Stand de l'Edji Gallery consacrée au travail de Killion Huang. Photo : Aesthete Studio
Mais l’un des succès les plus foudroyants est sans conteste celui obtenu par l’EDJI Gallery de Bruxelles, qui a inauguré son espace permanent en 2023 et dont c’est la première participation à une foire internationale. Les grandes peintures (à 8 600 euros la plus grande) et les délicats pastels (en dessous de 1 000 euros) du jeune Killion Huang – très prisé aux États-Unis mais aussi dans son pays, la Chine, où son travail se trouve entre autres dans les collections du X Museum à Pékin et du A4 Museum de Chengdu – s’y sont vendus comme des petits pains. L’univers intimiste et très humain de ce Chinois formé à l’école supérieure d’art de Hangzhou mais aussi à la School of Visual Arts de New York n’a pas attiré qu’une audience queer à Art Paris…
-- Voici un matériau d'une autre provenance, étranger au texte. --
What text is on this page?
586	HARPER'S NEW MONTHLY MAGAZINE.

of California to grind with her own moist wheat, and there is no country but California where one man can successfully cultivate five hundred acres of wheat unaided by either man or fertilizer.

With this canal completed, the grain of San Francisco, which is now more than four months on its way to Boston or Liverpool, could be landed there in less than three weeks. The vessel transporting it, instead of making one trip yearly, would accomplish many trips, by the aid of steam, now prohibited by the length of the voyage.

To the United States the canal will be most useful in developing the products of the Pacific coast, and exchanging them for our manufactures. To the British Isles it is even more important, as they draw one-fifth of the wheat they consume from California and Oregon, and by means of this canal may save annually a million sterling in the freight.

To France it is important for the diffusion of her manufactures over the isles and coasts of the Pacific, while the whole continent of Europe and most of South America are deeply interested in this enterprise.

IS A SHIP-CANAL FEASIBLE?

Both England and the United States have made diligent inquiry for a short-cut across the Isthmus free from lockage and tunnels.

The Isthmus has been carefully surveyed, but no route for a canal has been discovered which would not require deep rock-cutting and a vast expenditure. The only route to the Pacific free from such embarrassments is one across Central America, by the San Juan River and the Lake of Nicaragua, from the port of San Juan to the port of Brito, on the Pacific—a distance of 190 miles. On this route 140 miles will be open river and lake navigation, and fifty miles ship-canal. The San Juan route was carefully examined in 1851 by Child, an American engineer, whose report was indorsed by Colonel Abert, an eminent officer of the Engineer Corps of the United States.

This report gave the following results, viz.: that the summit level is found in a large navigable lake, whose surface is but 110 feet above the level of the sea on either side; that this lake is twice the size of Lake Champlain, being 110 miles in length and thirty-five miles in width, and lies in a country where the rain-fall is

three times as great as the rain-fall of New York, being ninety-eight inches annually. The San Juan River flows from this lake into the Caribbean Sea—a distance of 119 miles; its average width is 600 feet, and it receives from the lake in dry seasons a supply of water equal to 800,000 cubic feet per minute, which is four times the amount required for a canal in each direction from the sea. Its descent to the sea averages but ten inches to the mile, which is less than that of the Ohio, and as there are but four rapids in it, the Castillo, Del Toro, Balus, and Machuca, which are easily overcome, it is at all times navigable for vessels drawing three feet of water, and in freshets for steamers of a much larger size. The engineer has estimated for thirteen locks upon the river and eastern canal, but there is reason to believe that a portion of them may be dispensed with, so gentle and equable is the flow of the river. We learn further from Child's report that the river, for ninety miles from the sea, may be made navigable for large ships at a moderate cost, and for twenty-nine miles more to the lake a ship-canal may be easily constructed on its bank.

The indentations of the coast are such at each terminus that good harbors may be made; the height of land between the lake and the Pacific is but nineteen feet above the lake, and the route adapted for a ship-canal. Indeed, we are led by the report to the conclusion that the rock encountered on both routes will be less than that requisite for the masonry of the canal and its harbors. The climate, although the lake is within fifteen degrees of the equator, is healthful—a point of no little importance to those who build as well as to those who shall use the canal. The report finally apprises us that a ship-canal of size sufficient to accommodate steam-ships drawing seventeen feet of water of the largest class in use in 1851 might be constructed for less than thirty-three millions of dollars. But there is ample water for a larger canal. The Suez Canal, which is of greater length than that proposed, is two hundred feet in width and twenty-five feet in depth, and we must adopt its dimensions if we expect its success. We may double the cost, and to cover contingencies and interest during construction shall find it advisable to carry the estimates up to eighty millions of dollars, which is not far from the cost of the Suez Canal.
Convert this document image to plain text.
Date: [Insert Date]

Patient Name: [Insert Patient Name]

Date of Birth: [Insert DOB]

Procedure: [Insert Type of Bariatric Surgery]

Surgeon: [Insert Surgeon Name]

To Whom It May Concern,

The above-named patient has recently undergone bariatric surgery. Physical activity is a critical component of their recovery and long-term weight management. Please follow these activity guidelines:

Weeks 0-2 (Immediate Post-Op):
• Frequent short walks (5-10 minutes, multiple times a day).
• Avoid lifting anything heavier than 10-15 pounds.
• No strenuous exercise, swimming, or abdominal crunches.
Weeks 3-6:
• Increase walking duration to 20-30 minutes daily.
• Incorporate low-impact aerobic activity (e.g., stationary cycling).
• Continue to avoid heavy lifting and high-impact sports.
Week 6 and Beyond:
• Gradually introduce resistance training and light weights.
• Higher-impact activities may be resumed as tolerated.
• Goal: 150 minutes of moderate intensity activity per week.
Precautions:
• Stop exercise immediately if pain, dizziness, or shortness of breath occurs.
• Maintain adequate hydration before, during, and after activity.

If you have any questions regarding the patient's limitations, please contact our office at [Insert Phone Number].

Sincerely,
La foire se veut une plateforme pour les artistes français : Thomas Lévy-Lasne a remporté le Prix BNP Paribas Banque privée, dévolu précisément à cette scène hexagonale, et la Maison Ruinart a donné carte blanche à Lélia Demoisy à Art Paris. Mais elle est aussi parfois une belle vitrine pour des artistes étrangers. Ainsi, l’artiste ukrainienne Zhanna Kadyrova, représentée par la galerie Continua, est la lauréate du premier Prix Her Art. Cette récompense fort bien dotée et consacrée aux artistes femmes de la scène internationale, complète justement le panorama offert par la foire.
Art Paris, jusqu'au 6 avril 2025, Grand Palais, 75008 Paris.